Он схватил меня за руку и крепко ее сжал, а я не вырывалась, поскольку мне тоже нужно было быть рядом с ним.
– Мы не покидаем друг друга, – произнес он. – Еще не время, не сегодня.
Мы вместе отправились гулять по городу. Весь день мы переходили из кафе в кафе, от одной достопримечательности к другой, как туристы. Движение – это хорошо. Как незнакомые люди, мы находим новые виды, новые места, ощущаем наши голоса, когда идем вместе, бок о бок. Мы направились в Центральный парк, пили горячий шоколад и виски. Поднялись на вершину Эмпайр-стейт-билдинга, поужинали на Бродвее. Мы не упускаем друг друга из виду, не смеем отвести друг от друга глаз. Он предлагает научные опыты, говорит, что мы можем засечь, сколько времени нам понадобится быть врозь, прежде чем мы забудем друг друга, посмотреть, сможем ли мы запомнить друг друга на ощупь с закрытыми глазами. Он говорит, что это шанс, потрясающая возможность, но даже когда он это говорит, я чувствую сомнение в его словах. Я стою возле кабинки в туалете и пою, пока ему нужно отлить, а он трясется от страха, когда запирает дверь – вдруг он меня забудет, и мне тоже страшно. Запоминай, повторяю я, запоминай.
Мне интересно знать, сколько ты – то есть я, та я, что станет тобой, когда забуду, – запомнишь из всего этого. Вскоре я сделаюсь тобой, изучающей это письмо, и что тогда? Запомню ли я Эмпайр-стейт, запомню ли ватрушки с шоколадом и ванилью. Музей Гуггенхайма и как он сползал с пластикового сиденья экспресса, когда мы мчались по Манхэттену? Что ты видишь?
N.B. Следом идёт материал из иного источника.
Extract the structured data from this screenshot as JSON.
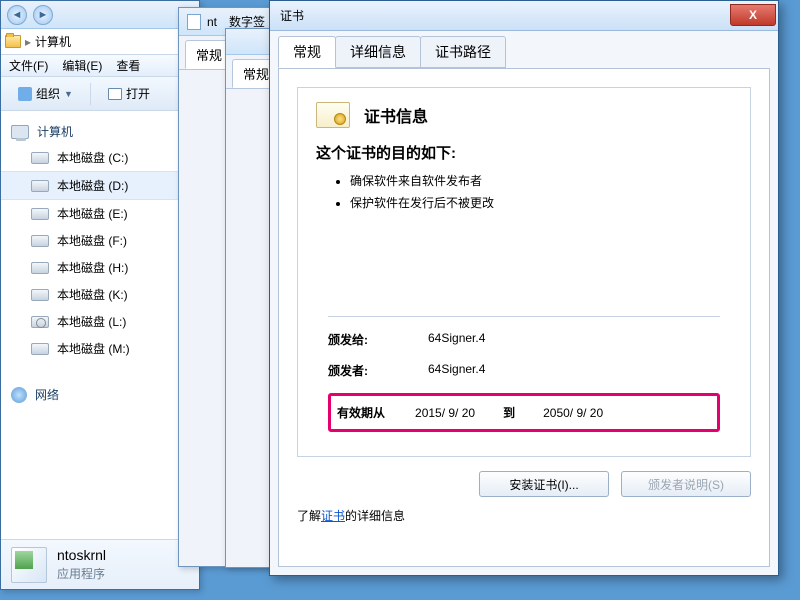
{
  "explorer": {
    "address_label": "计算机",
    "menubar": {
      "file": "文件(F)",
      "edit": "编辑(E)",
      "view": "查看"
    },
    "toolbar": {
      "organize": "组织",
      "open": "打开"
    },
    "tree": {
      "computer": "计算机",
      "drives": [
        {
          "label": "本地磁盘 (C:)",
          "kind": "disk"
        },
        {
          "label": "本地磁盘 (D:)",
          "kind": "disk",
          "selected": true
        },
        {
          "label": "本地磁盘 (E:)",
          "kind": "disk"
        },
        {
          "label": "本地磁盘 (F:)",
          "kind": "disk"
        },
        {
          "label": "本地磁盘 (H:)",
          "kind": "disk"
        },
        {
          "label": "本地磁盘 (K:)",
          "kind": "disk"
        },
        {
          "label": "本地磁盘 (L:)",
          "kind": "cd"
        },
        {
          "label": "本地磁盘 (M:)",
          "kind": "disk"
        }
      ],
      "network": "网络"
    },
    "footer": {
      "filename": "ntoskrnl",
      "filetype": "应用程序"
    }
  },
  "midwin": {
    "title_prefix": "nt",
    "title2": "数字签",
    "tab": "常规"
  },
  "midwin2": {
    "tab": "常规"
  },
  "cert": {
    "title": "证书",
    "close_glyph": "X",
    "tabs": {
      "general": "常规",
      "details": "详细信息",
      "certpath": "证书路径"
    },
    "heading": "证书信息",
    "purpose_title": "这个证书的目的如下:",
    "purposes": [
      "确保软件来自软件发布者",
      "保护软件在发行后不被更改"
    ],
    "issued_to_label": "颁发给:",
    "issued_to": "64Signer.4",
    "issued_by_label": "颁发者:",
    "issued_by": "64Signer.4",
    "valid_label": "有效期从",
    "valid_from": "2015/  9/  20",
    "valid_to_label": "到",
    "valid_to": "2050/  9/  20",
    "install_btn": "安装证书(I)...",
    "issuer_btn": "颁发者说明(S)",
    "learn_prefix": "了解",
    "learn_link": "证书",
    "learn_suffix": "的详细信息"
  }
}
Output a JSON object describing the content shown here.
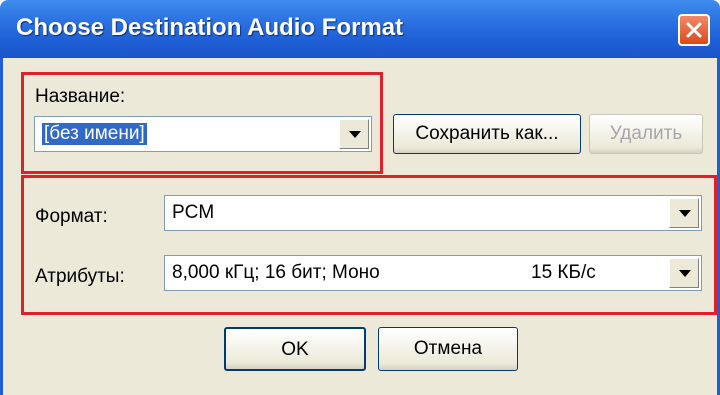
{
  "window": {
    "title": "Choose Destination Audio Format"
  },
  "name_section": {
    "label": "Название:",
    "selected": "[без имени]",
    "save_as_button": "Сохранить как...",
    "delete_button": "Удалить"
  },
  "format_section": {
    "format_label": "Формат:",
    "format_value": "PCM",
    "attributes_label": "Атрибуты:",
    "attributes_value": "8,000 кГц; 16 бит; Моно",
    "attributes_rate": "15 КБ/с"
  },
  "buttons": {
    "ok": "OK",
    "cancel": "Отмена"
  },
  "icons": {
    "close": "close-icon",
    "dropdown": "chevron-down-icon"
  },
  "colors": {
    "titlebar": "#2a6fe0",
    "highlight": "#e0202a",
    "selection": "#316ac5"
  }
}
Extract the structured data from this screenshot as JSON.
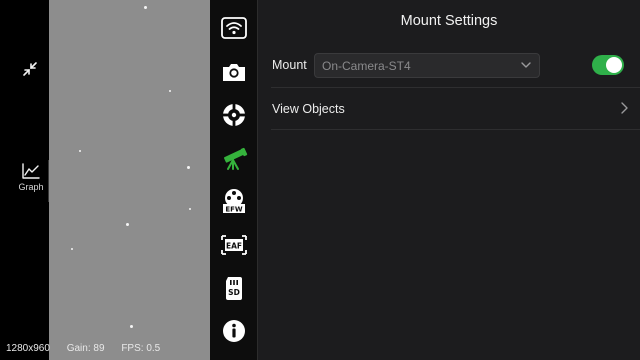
{
  "sidebar_left": {
    "collapse_icon": "collapse-arrows-icon",
    "graph_icon": "line-graph-icon",
    "graph_label": "Graph"
  },
  "status_bar": {
    "resolution": "1280x960",
    "gain": "Gain: 89",
    "fps": "FPS: 0.5"
  },
  "icon_rail": {
    "items": [
      {
        "name": "wifi-icon",
        "active": false
      },
      {
        "name": "camera-icon",
        "active": false
      },
      {
        "name": "guide-crosshair-icon",
        "active": false
      },
      {
        "name": "telescope-mount-icon",
        "active": true
      },
      {
        "name": "EFW",
        "active": false
      },
      {
        "name": "EAF",
        "active": false
      },
      {
        "name": "SD",
        "active": false
      },
      {
        "name": "info-icon",
        "active": false
      }
    ],
    "active_color": "#35b23c",
    "icon_color": "#ffffff"
  },
  "panel": {
    "title": "Mount Settings",
    "mount_label": "Mount",
    "mount_value": "On-Camera-ST4",
    "mount_enabled": true,
    "view_objects_label": "View Objects",
    "toggle_color": "#2fb04a"
  }
}
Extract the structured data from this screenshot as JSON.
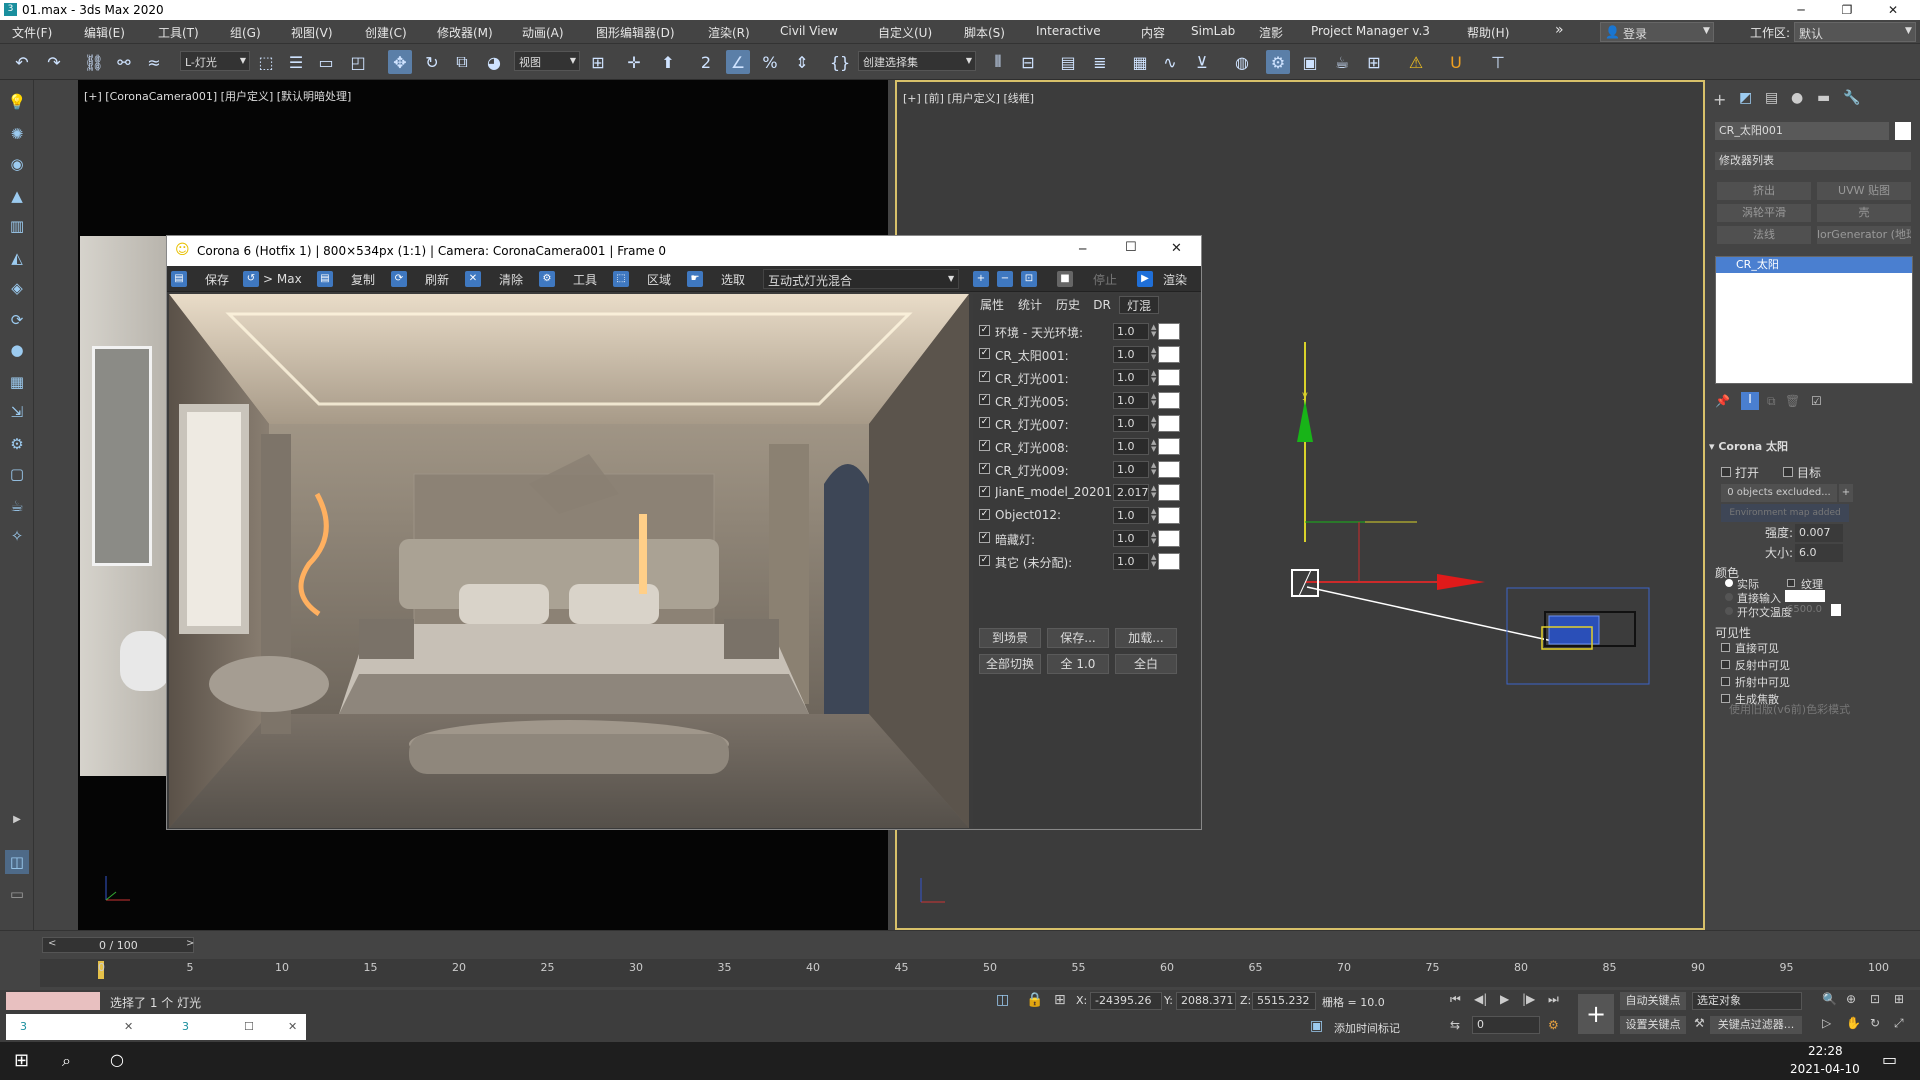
{
  "app": {
    "title": "01.max - 3ds Max 2020"
  },
  "menubar": {
    "items": [
      "文件(F)",
      "编辑(E)",
      "工具(T)",
      "组(G)",
      "视图(V)",
      "创建(C)",
      "修改器(M)",
      "动画(A)",
      "图形编辑器(D)",
      "渲染(R)",
      "Civil View",
      "自定义(U)",
      "脚本(S)",
      "Interactive",
      "内容",
      "SimLab",
      "渲影",
      "Project Manager v.3",
      "帮助(H)"
    ],
    "more": "»",
    "login": "登录",
    "workspace_label": "工作区:",
    "workspace_value": "默认"
  },
  "toolbar": {
    "light_filter": "L-灯光",
    "view_dropdown": "视图",
    "selection_set": "创建选择集"
  },
  "viewports": {
    "left_label": "[+] [CoronaCamera001] [用户定义] [默认明暗处理]",
    "right_label": "[+] [前] [用户定义] [线框]",
    "axis_y": "y"
  },
  "corona": {
    "title": "Corona 6 (Hotfix 1) | 800×534px (1:1) | Camera: CoronaCamera001 | Frame 0",
    "toolbar": {
      "save": "保存",
      "to_max": "> Max",
      "copy": "复制",
      "refresh": "刷新",
      "clear": "清除",
      "tools": "工具",
      "region": "区域",
      "select": "选取",
      "mode": "互动式灯光混合",
      "stop": "停止",
      "render": "渲染"
    },
    "tabs": [
      "属性",
      "统计",
      "历史",
      "DR",
      "灯混"
    ],
    "lights": [
      {
        "name": "环境 - 天光环境:",
        "value": "1.0"
      },
      {
        "name": "CR_太阳001:",
        "value": "1.0"
      },
      {
        "name": "CR_灯光001:",
        "value": "1.0"
      },
      {
        "name": "CR_灯光005:",
        "value": "1.0"
      },
      {
        "name": "CR_灯光007:",
        "value": "1.0"
      },
      {
        "name": "CR_灯光008:",
        "value": "1.0"
      },
      {
        "name": "CR_灯光009:",
        "value": "1.0"
      },
      {
        "name": "JianE_model_20201",
        "value": "2.017"
      },
      {
        "name": "Object012:",
        "value": "1.0"
      },
      {
        "name": "暗藏灯:",
        "value": "1.0"
      },
      {
        "name": "其它 (未分配):",
        "value": "1.0"
      }
    ],
    "buttons": {
      "to_scene": "到场景",
      "save": "保存...",
      "load": "加载...",
      "toggle_all": "全部切换",
      "all_one": "全 1.0",
      "all_white": "全白"
    }
  },
  "command_panel": {
    "object_name": "CR_太阳001",
    "modifier_list": "修改器列表",
    "mod_buttons": [
      "挤出",
      "UVW 贴图",
      "涡轮平滑",
      "壳",
      "法线",
      "lorGenerator (地球"
    ],
    "stack_item": "CR_太阳",
    "rollout_title": "Corona 太阳",
    "on_label": "打开",
    "target_label": "目标",
    "excluded": "0 objects excluded...",
    "env_map": "Environment map added",
    "intensity_label": "强度:",
    "intensity_value": "0.007",
    "size_label": "大小:",
    "size_value": "6.0",
    "color_label": "颜色",
    "color_real": "实际",
    "color_texture": "纹理",
    "color_direct": "直接输入",
    "color_kelvin": "开尔文温度",
    "kelvin_value": "6500.0",
    "visibility_label": "可见性",
    "vis_items": [
      "直接可见",
      "反射中可见",
      "折射中可见",
      "生成焦散"
    ],
    "legacy": "使用旧版(v6前)色彩模式"
  },
  "timeline": {
    "frame": "0 / 100",
    "ticks": [
      "0",
      "5",
      "10",
      "15",
      "20",
      "25",
      "30",
      "35",
      "40",
      "45",
      "50",
      "55",
      "60",
      "65",
      "70",
      "75",
      "80",
      "85",
      "90",
      "95",
      "100"
    ]
  },
  "status": {
    "selected": "选择了 1 个 灯光",
    "x_label": "X:",
    "x_value": "-24395.26",
    "y_label": "Y:",
    "y_value": "2088.371",
    "z_label": "Z:",
    "z_value": "5515.232",
    "grid": "栅格 = 10.0",
    "add_time_tag": "添加时间标记",
    "auto_key": "自动关键点",
    "set_key": "设置关键点",
    "selected_obj": "选定对象",
    "key_filters": "关键点过滤器...",
    "frame_field": "0"
  },
  "taskbar": {
    "time": "22:28",
    "date": "2021-04-10"
  },
  "colors": {
    "accent": "#5b7fa8",
    "viewport_border": "#d8c16a",
    "selection": "#4a7fd0"
  }
}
Я вижу Эмпайр-стейт и распростертый подо мной Нью-Йорк. Я помню, как чизкейк прилип к моей вилке, а плотный белый и черный шоколад перемешались между собой. Я помню, как мчалась в вагоне экспресса, но никто не сползал с пластиковых сидений, и никого рядом со мной не было.
Ты помнишь чувство? Помнишь смех? Помнишь радость, надежду, страх?
Я помню… Помню, как смеялась в музее Гуггенхайма, вот только не могу припомнить, над чем именно.
Теперь мне страшно. Я боюсь того, что когда он исчезнет из моей памяти, умрет и частичка меня. Чувства, то, что я узнала, мысли, пришедшие мне сегодня, так много мыслей, так много чувств – они умрут вместе с моей памятью. Я боюсь этой потери. Но больше всего меня страшит ужас, который я должна разделить с будущей собой. Я боюсь того, что это для меня значит. Если ты забудешь радость этого дня, тогда вся радость, что ты дашь другим, тоже будет забыта, и жизнь твоя не имеет ни результата, ни смысла, ни значения. Я – тень, отбрасываемая солнцем, бессмысленное препятствие на пути света, исчезающее вместе с остатками дня.
Запоминай. Господи, прошу тебя, пожалуйста, запоминай. Запомни его. Запомни меня.
Теперь я отложу ручку в сторону.
Он уйдет прочь.
Он уходит.
Уходит.
Запоминай.
На этом письмо оборвалось, и он пропал.